Overview
On April 24, 2024, President Biden signed into law H.R. 815, a foreign aid bill that has received much media attention for its authorization of foreign aid appropriations to U.S. allies, including Ukraine, Israel, and Taiwan, and the proposed ban or sale of TikTok. Notably, the bill also includes a change to U.S. sanctions laws that has received much less attention: the statute of limitations for civil and criminal violations under the two primary sanctions laws, the International Emergency Economic Powers Act ("IEEPA") and the Trading with the Enemy Act ("TWEA"), has been doubled from five to ten years. Though it does not appear to apply retroactively based on the text of the bill, the new statute of limitations became effective immediately upon the signing of the bill for violations that were not yet time-barred. It remains to be seen how this change will be implemented with respect to potential civil enforcement, though the U.S. Department of the Treasury's Office of Foreign Assets Control ("OFAC") has indicated that it may provide further guidance on this point.
The change applies to both civil violations of the IEEPA and TWEA-based economic sanctions programs administered by OFAC and to criminal violations enforced by the U.S. Department of Justice. The new statute of limitations strengthens enforcement efforts by doubling a company's temporal scope of potential liability, leading to increased potential penalties, and providing the government with more time to investigate and determine charges.
Potential Impact and Considerations for Companies
his change will have a variety of implications for companies and may necessitate changes to internal controls and processes. These effects may be compounded by the U.S. government's increasing efforts to expand sanctions enforcement, as we have seen in recent years.
- The new statute of limitations may increase the burden on
companies investigating alleged violations. When companies learn of
possible sanctions violations, they typically conduct a five-year
lookback to assess liability, in line with the previous statute of
limitations. Now, companies would be well-advised to conduct a
ten-year lookback, potentially increasing an investigation's
scope and cost.
- The new measure will also impact the M&A due diligence
process, as deal parties, banks, and lenders will want to evaluate
a company's sanctions compliance over a longer lookback period.

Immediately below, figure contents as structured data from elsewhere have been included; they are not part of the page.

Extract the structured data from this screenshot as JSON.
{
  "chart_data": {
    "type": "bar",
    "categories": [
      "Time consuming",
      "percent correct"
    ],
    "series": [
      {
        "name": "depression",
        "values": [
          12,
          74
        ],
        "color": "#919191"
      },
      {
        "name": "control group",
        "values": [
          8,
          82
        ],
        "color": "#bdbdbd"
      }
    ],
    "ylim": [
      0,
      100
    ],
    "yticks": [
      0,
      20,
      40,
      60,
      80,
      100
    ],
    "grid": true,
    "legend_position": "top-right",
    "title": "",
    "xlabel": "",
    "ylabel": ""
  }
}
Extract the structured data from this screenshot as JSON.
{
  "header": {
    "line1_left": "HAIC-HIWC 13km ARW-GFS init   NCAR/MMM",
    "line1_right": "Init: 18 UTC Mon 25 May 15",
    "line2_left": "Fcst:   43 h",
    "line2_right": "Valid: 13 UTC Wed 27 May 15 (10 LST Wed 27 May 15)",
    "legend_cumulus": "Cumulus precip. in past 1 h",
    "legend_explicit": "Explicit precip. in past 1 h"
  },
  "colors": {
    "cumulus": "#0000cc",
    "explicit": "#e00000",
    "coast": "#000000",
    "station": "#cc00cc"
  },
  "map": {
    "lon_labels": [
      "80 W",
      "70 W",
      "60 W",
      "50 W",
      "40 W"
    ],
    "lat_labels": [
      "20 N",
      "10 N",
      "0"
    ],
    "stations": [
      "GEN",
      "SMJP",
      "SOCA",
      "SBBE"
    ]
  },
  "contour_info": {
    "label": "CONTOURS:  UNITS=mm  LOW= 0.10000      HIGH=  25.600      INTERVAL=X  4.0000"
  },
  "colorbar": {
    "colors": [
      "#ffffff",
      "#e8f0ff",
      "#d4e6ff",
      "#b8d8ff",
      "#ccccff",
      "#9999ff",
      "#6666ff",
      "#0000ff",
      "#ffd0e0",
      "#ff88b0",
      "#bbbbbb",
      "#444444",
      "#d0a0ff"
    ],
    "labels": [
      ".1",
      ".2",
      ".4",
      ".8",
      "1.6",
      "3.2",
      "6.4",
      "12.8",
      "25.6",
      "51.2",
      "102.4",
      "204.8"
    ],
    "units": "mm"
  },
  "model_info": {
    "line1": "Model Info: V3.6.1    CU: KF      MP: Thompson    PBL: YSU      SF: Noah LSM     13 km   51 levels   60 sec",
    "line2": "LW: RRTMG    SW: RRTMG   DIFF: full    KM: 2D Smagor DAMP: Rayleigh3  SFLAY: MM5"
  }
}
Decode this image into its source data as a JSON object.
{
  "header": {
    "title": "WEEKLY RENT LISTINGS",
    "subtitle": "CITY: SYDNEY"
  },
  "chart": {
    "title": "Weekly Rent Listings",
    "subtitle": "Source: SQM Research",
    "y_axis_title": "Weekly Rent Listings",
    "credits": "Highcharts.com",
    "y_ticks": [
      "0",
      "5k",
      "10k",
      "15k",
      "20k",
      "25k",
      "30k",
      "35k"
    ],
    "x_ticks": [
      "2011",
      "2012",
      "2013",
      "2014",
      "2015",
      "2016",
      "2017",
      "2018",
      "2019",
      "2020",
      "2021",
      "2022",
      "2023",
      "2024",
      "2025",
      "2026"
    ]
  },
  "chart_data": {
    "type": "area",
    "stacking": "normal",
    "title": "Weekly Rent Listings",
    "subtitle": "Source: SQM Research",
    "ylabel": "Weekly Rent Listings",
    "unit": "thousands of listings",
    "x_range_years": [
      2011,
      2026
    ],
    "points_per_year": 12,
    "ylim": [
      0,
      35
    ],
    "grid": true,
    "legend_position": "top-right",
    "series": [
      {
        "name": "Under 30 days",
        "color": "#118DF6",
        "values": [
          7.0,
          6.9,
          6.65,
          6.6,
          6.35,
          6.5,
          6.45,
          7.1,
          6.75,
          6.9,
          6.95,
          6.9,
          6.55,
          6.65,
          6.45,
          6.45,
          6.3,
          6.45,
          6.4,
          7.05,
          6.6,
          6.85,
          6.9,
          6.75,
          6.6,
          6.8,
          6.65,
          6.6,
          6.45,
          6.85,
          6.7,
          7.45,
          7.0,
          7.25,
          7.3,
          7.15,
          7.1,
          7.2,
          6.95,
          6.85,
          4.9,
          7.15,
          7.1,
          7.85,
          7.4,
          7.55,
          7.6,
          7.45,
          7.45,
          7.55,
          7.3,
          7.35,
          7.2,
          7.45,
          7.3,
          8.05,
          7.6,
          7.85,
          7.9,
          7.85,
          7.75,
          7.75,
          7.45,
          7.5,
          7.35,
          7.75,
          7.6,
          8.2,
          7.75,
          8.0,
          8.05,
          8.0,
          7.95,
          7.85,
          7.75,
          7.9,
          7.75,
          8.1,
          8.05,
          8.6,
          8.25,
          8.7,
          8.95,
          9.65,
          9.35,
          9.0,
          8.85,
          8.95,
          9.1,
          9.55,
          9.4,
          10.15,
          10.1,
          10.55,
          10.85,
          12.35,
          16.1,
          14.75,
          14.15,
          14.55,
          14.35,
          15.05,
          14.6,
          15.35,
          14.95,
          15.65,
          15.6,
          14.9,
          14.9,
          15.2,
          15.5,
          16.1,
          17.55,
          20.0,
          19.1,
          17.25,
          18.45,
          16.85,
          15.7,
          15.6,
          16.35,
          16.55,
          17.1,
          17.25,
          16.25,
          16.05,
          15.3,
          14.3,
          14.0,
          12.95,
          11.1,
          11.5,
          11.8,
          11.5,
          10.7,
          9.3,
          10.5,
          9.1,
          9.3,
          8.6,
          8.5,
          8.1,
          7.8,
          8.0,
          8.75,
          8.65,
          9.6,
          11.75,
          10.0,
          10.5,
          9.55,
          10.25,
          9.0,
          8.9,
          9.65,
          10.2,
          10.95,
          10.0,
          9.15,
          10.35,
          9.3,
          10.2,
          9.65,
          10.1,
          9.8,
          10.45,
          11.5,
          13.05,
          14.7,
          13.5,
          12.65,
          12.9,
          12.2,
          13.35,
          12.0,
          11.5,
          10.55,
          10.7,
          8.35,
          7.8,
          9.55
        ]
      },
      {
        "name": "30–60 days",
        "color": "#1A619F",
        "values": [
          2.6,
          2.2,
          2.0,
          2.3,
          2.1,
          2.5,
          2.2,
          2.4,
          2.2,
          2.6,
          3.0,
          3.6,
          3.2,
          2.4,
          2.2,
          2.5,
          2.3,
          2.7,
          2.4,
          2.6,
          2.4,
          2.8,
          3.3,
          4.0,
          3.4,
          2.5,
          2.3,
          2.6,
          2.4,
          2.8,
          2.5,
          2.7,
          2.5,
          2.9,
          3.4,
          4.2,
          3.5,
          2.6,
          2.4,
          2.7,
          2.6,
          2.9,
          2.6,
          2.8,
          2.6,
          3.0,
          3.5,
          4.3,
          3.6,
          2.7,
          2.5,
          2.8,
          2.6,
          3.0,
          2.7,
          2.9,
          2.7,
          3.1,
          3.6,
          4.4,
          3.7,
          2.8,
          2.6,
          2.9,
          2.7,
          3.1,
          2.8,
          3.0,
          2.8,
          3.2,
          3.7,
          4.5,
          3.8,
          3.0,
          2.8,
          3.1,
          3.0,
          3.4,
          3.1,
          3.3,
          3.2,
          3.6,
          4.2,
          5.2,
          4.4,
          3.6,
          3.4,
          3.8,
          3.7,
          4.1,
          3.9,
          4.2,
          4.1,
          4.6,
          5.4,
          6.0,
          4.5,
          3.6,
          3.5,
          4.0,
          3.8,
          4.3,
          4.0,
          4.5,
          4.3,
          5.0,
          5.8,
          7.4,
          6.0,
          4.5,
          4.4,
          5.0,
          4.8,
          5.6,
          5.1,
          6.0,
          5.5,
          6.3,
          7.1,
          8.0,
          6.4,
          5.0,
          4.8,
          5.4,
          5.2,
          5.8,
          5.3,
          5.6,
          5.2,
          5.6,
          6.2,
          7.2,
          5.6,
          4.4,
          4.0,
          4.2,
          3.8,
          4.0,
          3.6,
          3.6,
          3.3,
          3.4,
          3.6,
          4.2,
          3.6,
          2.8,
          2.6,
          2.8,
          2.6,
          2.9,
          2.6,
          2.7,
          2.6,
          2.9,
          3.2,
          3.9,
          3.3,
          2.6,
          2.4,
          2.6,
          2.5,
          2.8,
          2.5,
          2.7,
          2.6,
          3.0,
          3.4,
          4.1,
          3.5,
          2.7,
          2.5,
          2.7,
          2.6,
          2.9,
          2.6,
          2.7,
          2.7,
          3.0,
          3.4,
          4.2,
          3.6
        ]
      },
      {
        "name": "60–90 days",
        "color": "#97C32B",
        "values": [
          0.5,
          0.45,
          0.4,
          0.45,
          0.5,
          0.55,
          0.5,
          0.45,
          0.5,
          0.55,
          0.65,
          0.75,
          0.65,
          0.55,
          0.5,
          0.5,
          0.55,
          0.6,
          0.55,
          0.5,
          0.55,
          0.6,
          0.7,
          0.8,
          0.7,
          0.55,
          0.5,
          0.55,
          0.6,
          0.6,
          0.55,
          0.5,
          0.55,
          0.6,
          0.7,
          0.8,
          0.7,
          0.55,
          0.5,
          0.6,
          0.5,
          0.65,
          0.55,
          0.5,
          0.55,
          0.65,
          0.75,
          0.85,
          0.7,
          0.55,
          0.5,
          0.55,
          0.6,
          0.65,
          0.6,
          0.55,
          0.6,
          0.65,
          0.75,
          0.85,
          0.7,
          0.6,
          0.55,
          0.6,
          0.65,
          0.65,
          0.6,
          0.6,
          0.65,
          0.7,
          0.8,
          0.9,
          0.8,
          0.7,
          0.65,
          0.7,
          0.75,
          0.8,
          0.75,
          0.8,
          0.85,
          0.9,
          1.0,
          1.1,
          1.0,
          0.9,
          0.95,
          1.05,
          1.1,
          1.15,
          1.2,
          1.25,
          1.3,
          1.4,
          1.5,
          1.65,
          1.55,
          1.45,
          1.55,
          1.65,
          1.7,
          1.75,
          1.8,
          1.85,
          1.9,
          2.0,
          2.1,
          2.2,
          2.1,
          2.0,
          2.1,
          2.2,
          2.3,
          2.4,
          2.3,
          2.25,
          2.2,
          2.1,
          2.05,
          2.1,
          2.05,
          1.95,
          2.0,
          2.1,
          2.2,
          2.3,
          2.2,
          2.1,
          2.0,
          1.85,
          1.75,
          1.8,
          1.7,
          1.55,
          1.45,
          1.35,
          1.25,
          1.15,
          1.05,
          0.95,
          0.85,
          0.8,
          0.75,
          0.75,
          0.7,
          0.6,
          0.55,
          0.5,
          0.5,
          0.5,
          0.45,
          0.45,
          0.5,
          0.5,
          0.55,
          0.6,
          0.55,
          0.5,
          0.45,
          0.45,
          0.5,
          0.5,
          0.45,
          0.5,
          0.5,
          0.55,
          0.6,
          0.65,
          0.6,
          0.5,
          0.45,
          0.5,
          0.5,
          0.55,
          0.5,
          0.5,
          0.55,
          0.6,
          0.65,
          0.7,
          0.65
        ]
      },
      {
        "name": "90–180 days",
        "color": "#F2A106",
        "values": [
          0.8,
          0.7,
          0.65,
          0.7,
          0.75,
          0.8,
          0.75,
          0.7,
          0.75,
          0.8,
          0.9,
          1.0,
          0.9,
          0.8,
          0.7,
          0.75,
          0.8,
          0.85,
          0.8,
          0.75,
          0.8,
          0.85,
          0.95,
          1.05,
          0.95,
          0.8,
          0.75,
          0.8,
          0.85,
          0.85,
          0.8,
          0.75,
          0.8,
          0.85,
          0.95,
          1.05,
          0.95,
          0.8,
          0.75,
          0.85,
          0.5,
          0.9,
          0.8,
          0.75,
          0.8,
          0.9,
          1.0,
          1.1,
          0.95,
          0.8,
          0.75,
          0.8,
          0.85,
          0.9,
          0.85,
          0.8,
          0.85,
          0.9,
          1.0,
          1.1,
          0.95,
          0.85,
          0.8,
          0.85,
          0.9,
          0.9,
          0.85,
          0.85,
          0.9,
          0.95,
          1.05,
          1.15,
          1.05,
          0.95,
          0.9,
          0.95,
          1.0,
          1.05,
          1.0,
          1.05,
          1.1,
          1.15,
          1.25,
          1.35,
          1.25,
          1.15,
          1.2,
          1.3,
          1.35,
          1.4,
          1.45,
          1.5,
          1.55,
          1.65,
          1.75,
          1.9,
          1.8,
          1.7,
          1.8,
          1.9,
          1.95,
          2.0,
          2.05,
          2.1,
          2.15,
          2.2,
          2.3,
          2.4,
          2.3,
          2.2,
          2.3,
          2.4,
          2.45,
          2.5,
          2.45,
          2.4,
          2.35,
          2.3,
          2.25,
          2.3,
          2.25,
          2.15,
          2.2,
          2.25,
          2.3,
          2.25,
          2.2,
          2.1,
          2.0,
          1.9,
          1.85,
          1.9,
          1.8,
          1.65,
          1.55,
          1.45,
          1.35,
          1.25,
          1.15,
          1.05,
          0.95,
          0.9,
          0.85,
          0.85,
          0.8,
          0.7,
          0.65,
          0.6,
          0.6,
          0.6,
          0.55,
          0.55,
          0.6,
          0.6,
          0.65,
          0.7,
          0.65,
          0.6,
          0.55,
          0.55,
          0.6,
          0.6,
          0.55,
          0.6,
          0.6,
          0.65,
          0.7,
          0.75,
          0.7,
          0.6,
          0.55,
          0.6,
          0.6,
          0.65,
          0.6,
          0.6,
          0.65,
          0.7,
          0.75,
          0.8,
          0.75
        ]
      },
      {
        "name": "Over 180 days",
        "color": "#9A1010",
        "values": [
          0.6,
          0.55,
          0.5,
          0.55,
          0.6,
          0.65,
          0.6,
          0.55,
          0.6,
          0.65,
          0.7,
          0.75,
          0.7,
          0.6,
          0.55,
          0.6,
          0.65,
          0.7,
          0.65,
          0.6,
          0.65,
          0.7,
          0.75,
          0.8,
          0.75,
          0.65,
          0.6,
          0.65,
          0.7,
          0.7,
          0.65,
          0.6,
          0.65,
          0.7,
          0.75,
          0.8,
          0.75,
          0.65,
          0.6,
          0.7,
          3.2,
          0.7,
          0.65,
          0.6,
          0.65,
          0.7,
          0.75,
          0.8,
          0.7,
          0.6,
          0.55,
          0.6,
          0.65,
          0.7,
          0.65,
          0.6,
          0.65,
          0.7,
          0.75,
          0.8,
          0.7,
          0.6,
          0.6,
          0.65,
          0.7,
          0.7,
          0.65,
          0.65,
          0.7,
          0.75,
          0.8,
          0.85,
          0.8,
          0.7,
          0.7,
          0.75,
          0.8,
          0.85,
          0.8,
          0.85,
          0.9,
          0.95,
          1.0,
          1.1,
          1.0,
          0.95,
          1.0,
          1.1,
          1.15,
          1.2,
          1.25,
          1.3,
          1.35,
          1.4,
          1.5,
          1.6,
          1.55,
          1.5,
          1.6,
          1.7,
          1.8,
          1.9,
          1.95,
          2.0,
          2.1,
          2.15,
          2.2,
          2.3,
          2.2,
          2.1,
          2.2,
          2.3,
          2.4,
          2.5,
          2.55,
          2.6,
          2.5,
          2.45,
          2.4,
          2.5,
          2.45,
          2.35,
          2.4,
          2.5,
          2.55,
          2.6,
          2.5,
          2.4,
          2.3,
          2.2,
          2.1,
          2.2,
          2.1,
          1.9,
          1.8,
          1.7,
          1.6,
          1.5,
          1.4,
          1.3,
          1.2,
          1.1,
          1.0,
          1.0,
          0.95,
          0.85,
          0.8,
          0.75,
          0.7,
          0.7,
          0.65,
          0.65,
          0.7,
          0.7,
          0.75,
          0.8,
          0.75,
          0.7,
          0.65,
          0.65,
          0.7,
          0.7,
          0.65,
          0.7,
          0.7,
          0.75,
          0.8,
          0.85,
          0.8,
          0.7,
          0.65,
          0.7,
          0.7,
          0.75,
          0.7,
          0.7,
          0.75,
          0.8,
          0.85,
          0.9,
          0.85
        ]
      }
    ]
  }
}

Additionally, companies engaging in M&A activities and other
transactions will want to ensure that the representations and
warranties regarding potential sanctions violations and related
matters made by their counterparties in transaction agreements now
have a ten-year time period.
- Companies should ensure they have adequate policies and
procedures in place so relevant documents are retained for the
appropriate period of time. In light of the statute of limitations
changes, OFAC may increase its current five-year record keeping
requirements to ten years.
- In some investigations, companies enter into tolling agreements with enforcement authorities, which suspend the statute of limitations pending the resolution of the matter. Due to its longer time horizon, the new statute of limitations may reduce the need for these agreements, which in turn may reduce to some extent the leverage companies have at the outset of an investigation by eliminating or minimizing the importance of an agreement that previously would have been crucial for OFAC to secure.